I arrived in Dakar after a day of transit from Paris which included flying out of Orly Airport in the middle of a thunderstorm. As we pulled away from the terminal, the captain announced that the entire air traffic control station was shutting down due to the storm (lashing rains and fierce lightning); then, merely 20 minutes later and with little explanation, the plane sidled over to the runway and proceeded to take off, bucking several times in heart-stopping descent before finally reaching cruising altitude above the clouds. This was Air Portugal, and for some reason the announcements ("we are entering some turbulence," repeatedly) were made only in Portuguese and English, much to the dismay of the French passengers, who were thoroughly confused by the time we touched down, two hours later, in Lisbon.

The flight to Dakar the same evening was much less eventful, though it too involved some miscommunication, as the driver had mistakenly assumed I was arriving the following night. At 2:30 in the morning, the Dakar airport is a noisy, bustling affair, since most flights from Europe and even elsewhere in Africa arrive and take off in the middle of the night. The arrivals hallway is gray and dingy, but it separates the arriving passengers, in their last peaceful moments of aloneness, from the dense, barely lit parking lot outside, which is filled with hawkers, taxi drivers, money changers, and other masses of milling people. A gendarme at the airport allowed me to use his cellphone in exchange for a 2-euro coin, and 30 minutes later I was greeted in a bear hug by Dieme, the driver, who had mercifully responded to his phone ringing at such an ungodly hour. Dieme deftly drove us through the breezy night in a very spiffy Toyota, his stereo blasting Youssou Ndour's radio frequency (RFM, which I have now settled on in the apartment - today we've had two hours of antique samba music, followed by French pop, followed by Arabic-language prayers, and now finally Youssou himself is gracing the airwaves), until we arrived in downtown, at the modernish 10-story apartment building where I am staying. My head hit the pillow at 4 am, just in time for the imam's first call to prayer at the gigantic '60s-era mosque next door.

I have the apartment to myself for the next few days. It's a nice place, with a little balcony (where I'm currently sitting, it's pretty great) as well as a good internet connection - what more can one ask for?

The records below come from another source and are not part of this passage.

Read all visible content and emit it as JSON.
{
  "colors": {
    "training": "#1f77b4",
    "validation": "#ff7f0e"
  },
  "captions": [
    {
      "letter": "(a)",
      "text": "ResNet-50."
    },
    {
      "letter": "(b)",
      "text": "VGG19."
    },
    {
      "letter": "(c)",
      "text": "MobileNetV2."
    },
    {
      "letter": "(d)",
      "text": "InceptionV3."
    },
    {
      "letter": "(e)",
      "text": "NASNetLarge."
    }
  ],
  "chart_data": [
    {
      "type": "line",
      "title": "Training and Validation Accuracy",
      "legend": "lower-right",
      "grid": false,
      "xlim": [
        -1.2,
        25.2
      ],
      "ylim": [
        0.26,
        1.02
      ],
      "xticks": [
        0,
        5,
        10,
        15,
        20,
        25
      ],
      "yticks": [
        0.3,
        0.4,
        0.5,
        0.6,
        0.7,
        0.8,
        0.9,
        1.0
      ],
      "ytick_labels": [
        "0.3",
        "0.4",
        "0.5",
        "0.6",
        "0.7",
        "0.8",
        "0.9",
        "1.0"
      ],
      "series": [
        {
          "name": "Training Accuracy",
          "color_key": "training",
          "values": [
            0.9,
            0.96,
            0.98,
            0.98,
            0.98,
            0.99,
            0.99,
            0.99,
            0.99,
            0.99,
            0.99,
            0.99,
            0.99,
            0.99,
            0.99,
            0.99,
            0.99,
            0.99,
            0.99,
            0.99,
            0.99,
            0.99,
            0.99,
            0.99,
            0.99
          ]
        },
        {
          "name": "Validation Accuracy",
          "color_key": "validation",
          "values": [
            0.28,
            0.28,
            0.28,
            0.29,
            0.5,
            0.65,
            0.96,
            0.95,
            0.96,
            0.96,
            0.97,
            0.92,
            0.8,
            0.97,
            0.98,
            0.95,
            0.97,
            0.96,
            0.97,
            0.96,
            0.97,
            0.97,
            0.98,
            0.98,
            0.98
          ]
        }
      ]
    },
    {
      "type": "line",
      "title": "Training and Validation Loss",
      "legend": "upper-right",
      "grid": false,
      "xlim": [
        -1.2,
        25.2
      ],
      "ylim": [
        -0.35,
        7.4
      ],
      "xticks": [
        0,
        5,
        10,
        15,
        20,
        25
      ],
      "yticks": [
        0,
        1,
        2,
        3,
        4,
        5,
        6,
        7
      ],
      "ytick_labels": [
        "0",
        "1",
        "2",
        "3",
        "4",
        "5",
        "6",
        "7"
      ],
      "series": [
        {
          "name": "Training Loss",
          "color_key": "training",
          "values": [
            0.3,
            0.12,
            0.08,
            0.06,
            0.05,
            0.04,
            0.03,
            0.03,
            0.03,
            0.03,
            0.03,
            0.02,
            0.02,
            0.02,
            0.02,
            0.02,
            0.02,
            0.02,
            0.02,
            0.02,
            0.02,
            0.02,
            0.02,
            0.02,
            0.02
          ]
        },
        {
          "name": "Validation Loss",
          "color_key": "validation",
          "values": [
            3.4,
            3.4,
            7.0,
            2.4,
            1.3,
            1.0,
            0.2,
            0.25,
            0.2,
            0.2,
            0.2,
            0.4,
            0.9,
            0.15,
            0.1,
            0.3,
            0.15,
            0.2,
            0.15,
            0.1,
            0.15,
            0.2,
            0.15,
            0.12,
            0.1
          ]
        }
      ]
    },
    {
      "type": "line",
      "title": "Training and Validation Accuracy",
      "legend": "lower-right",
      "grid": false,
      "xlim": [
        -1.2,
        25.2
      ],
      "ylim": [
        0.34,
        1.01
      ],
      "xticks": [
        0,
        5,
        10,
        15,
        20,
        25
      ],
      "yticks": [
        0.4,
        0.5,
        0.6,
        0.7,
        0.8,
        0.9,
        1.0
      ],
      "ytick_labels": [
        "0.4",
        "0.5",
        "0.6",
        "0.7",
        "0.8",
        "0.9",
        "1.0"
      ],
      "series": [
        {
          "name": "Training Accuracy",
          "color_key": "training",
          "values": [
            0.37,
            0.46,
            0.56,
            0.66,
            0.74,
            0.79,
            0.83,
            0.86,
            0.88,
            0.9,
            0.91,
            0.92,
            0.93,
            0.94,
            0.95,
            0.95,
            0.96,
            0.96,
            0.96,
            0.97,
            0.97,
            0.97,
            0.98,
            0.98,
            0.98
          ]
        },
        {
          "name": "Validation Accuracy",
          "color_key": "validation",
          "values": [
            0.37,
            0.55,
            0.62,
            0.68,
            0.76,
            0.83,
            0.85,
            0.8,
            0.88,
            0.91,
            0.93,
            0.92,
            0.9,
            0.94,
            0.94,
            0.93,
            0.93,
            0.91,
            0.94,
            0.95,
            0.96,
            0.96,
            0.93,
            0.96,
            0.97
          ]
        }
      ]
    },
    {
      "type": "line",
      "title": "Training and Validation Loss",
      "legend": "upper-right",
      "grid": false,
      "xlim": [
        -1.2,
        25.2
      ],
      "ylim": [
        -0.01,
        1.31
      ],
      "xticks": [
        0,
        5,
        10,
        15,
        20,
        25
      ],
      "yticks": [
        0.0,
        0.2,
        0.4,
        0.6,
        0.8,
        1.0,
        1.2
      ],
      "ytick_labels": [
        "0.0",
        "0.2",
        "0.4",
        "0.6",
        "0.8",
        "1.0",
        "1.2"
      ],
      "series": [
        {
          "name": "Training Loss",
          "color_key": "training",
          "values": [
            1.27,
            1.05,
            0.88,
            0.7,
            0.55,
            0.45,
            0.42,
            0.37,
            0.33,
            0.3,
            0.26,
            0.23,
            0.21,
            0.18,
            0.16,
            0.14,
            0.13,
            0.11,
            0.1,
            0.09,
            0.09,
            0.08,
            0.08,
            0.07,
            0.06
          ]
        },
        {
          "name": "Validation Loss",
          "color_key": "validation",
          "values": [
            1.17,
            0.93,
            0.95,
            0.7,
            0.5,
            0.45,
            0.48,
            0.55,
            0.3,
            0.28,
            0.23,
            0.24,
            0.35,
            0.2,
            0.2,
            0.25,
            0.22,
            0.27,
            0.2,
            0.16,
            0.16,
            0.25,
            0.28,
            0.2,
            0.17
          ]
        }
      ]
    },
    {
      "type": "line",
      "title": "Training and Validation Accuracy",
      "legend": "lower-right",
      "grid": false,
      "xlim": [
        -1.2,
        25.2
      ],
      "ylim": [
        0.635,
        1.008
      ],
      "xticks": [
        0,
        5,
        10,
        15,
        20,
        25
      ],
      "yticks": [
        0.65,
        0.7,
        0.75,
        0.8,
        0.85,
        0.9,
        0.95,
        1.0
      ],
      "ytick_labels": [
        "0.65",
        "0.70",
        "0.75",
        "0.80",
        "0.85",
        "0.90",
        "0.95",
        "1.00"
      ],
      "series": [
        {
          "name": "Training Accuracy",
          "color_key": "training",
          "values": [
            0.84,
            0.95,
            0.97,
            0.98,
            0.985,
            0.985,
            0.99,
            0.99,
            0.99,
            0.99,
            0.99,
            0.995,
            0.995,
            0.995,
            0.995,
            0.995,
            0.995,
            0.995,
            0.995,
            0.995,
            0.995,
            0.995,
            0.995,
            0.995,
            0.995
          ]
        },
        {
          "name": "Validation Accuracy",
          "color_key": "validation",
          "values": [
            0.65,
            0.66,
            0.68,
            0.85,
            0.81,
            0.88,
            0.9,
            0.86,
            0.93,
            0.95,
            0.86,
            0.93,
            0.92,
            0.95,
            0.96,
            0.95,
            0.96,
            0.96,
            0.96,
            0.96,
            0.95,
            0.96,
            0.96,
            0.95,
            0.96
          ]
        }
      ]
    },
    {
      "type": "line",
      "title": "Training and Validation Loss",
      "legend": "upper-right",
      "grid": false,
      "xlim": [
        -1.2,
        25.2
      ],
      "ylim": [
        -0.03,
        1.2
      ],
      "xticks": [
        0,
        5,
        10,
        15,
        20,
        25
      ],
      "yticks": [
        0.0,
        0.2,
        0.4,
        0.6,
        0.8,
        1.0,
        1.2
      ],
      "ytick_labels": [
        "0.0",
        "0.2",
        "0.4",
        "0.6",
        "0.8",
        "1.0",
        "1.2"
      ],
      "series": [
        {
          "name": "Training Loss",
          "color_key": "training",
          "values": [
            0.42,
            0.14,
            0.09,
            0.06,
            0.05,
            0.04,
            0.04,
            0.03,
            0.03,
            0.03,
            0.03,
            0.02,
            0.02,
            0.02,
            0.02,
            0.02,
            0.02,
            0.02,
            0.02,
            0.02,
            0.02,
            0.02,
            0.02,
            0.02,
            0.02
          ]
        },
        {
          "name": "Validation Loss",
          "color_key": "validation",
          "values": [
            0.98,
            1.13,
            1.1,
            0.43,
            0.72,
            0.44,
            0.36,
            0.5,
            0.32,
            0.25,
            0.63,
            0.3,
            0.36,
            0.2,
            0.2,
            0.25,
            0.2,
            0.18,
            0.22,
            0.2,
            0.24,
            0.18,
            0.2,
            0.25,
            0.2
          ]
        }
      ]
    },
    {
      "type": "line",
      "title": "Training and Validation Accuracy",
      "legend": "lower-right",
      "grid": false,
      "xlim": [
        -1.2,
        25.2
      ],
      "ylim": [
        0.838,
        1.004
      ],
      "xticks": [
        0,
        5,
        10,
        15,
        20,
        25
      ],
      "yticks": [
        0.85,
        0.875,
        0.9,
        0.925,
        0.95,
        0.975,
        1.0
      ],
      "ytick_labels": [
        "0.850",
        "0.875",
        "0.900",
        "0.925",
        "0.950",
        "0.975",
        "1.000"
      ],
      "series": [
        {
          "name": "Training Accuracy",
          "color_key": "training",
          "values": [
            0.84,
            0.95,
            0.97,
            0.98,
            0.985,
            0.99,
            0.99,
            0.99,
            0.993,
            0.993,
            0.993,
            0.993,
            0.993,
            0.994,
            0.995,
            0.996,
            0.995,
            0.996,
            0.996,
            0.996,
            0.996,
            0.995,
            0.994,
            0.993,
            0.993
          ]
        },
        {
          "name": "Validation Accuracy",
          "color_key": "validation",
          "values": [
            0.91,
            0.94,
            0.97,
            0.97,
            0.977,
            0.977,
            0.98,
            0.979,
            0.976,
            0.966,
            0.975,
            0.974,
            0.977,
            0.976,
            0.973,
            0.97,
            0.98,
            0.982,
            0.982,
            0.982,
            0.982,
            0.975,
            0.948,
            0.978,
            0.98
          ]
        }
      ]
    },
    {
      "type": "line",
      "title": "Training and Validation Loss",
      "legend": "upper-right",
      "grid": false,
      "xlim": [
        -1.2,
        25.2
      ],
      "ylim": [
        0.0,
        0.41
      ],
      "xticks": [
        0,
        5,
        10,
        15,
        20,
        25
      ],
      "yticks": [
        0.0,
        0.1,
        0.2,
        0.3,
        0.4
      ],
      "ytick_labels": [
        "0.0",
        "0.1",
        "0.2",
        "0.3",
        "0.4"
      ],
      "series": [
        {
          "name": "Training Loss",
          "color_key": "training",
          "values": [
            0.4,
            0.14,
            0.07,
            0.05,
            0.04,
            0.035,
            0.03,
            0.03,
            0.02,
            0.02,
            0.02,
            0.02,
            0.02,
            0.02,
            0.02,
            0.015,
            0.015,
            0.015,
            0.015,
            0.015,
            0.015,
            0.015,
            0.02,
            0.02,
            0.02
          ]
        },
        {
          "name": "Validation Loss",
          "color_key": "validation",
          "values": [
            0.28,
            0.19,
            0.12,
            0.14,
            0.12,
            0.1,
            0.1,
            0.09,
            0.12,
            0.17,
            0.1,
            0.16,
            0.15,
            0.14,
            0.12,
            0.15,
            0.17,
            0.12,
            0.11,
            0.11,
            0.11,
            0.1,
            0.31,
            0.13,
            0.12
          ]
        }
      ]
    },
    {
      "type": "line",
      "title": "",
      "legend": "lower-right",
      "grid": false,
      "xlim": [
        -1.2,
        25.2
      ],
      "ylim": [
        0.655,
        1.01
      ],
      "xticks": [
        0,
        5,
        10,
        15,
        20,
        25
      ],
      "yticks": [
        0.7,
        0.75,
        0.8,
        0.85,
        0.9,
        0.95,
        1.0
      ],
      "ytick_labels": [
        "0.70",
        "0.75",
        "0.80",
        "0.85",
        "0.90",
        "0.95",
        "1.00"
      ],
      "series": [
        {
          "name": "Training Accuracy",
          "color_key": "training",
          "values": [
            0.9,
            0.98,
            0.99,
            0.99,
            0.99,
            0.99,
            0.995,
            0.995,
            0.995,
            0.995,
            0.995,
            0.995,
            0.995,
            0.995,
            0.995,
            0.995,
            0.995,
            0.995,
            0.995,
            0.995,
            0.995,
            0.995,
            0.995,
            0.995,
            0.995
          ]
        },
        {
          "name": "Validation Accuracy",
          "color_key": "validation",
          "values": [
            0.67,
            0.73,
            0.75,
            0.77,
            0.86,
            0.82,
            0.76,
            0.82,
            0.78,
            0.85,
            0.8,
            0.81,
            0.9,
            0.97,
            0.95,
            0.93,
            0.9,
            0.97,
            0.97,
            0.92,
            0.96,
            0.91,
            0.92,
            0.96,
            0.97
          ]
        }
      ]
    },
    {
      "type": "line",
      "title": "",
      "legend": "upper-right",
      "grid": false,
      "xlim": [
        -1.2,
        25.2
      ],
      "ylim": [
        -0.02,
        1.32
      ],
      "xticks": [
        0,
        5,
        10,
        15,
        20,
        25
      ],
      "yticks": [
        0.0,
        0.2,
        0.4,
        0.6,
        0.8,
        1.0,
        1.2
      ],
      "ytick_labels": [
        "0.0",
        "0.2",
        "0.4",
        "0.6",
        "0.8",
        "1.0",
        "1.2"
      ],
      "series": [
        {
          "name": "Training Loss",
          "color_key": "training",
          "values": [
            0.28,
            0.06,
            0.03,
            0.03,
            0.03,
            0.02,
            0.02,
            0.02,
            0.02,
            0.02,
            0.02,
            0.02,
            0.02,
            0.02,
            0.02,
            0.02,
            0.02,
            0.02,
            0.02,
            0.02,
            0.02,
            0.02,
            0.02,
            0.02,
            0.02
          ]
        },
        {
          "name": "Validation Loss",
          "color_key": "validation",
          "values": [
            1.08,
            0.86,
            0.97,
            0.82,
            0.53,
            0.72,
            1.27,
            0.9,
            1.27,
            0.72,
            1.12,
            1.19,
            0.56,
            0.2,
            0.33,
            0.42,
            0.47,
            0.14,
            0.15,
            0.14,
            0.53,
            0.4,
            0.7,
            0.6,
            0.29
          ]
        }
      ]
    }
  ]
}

It's located right in the congested Dakar downtown, blocks away from the sprawling outdoor Marché Sandaga, where one can buy everything from used car parts and cell-phones to clothing and Papa Wemba's latest hits on scratched-looking CDs. Most of the government buildings, banks, and travel agencies are also in this neighborhood, which is near where I stayed when I was here two years ago for the UNESCO World Press Freedom Day conference. (On the other hand, most expats and NGOs are based far to the north of downtown, in newly constructed, more spacious neighborhoods called Ngor, Mermoz, and Almadies.)

I received a fantastic walking tour around the neighborhood on Saturday, with my new boss pointing out a huge French-language bookstore, the main food market nearby, and the bus stop that will take me to work, as well as the best nearby CD stand. We stopped for fresh-squeezed juice at the French cultural institute, which is around the corner from the apartment and boasts a gorgeous outdoor restaurant as well as an open-air amphitheater with nightly performances of European and African musicians. I was also shown a huge, Lebanese-run supermarket near the once-majestic (now somewhat scuzzy) colonial-era Place de l'Independence that sells, along with all sorts of packaged products (I was ashamed at how happy I became at the prospect of Kelloggs cereal), ginger and bissap soda, a goat cheese made by a local monastery, and - love of my life - French yoghurt.

But air-conditioned supermarkets notwithstanding, most of the commerce in this neighborhood takes place on the street, where vendors wander around hawking mangos, melons, boxed juices, tetrapak milk, clothes hangers, wooden statues, ironing boards, and anything else you can think of. In addition there is a fruit-and-vegetable stand set up at every street corner. I plan on sampling every type of mango available.